DMRs were assessed using the champ.lasso() function available in the ChAMP package.49,50 Probes with an uncorrected p-value of ≤0.05 in the DMP analyses were submitted for DMR analysis. A DMR was defined as a set of at least three contiguous nominally significant differentially methylated positions located within a defined “lasso radius”, which was set at the function’s default of a maximum of 2 kb. To account for the probe spacing bias on the 450k array, the value of this “radius” was scaled, using default parameters based on the genomic feature (e.g., CpG island, intergenic region) associated with an underlying probe. The default minimum DMR separation threshold of 1 kb was also applied, below which adjacent DMRs were merged.

GO analysis

Ranked list (by p-value) GO analysis was performed using GOrilla.51 In common with other GO and pathway methods, GOrilla accepts each gene identifier only once.52 Therefore, where genes were represented by multiple probes, the lowest DMP p-value for any associated probe was used to rank the gene for GO analysis.
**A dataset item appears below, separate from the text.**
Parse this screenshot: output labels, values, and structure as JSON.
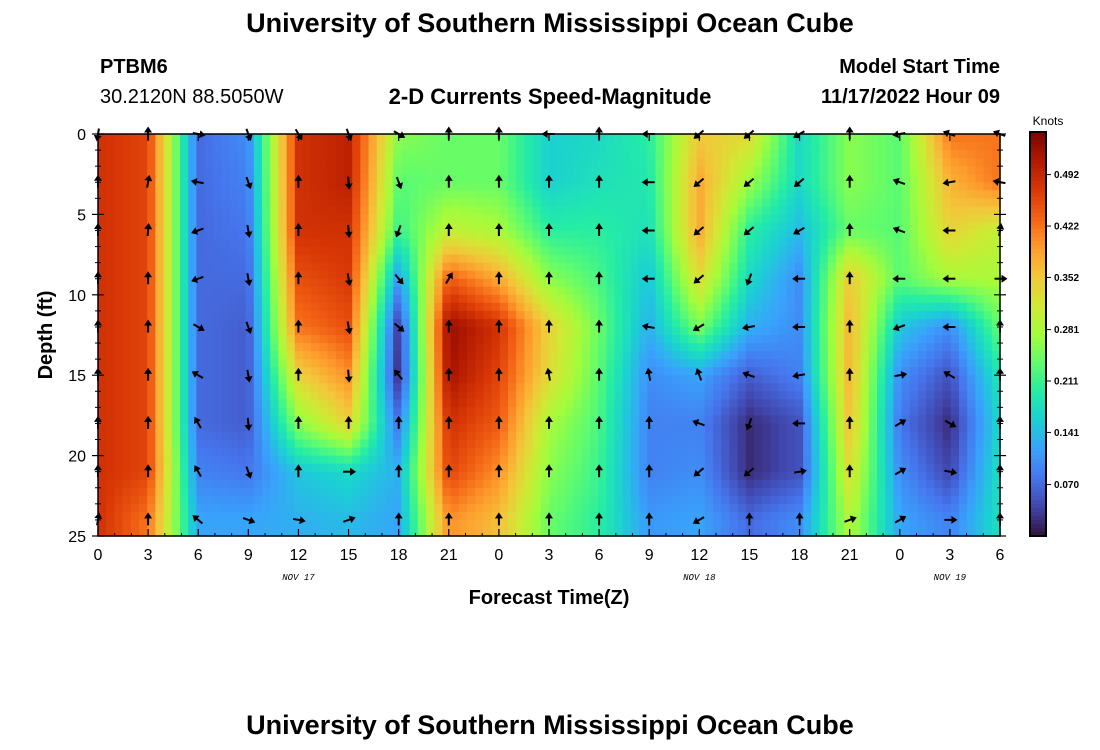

GOrilla utilises a “flexible threshold” to determine enrichment at the top of the ranked list to define a “target set” at the top of the list and a “background set” comprising all other genes in the list. A hypergeometric test is performed to assign a p-value to each GO category and a Benjamini–Hochberg FDR is then calculated to reflect the number of GO categories assessed. GO categories with an FDR q-value ≤0.05 were considered statistically significant.

Assessment of meQTLs

A list of previously reported meQTLs and their associated CpGs22 was interrogated to establish whether methylation at any CpG site showing significant differential methylation in this study (q ≤ 0.05) was likely to be regulated by an meQTL. For each meQTL, genotype information was obtained from whole-genome sequence data for the family (Ryan et al., submitted).53 For those CpGs previously identified as being regulated by a meQTL,22 linear regression was performed to assess the relationship between minor allele count at the SNP concerned and methylation M-values. A p-value of ≤0.05 was considered statistically significant.

Data availability

The code used in this analysis (including version information) can be accessed by contacting the corresponding author.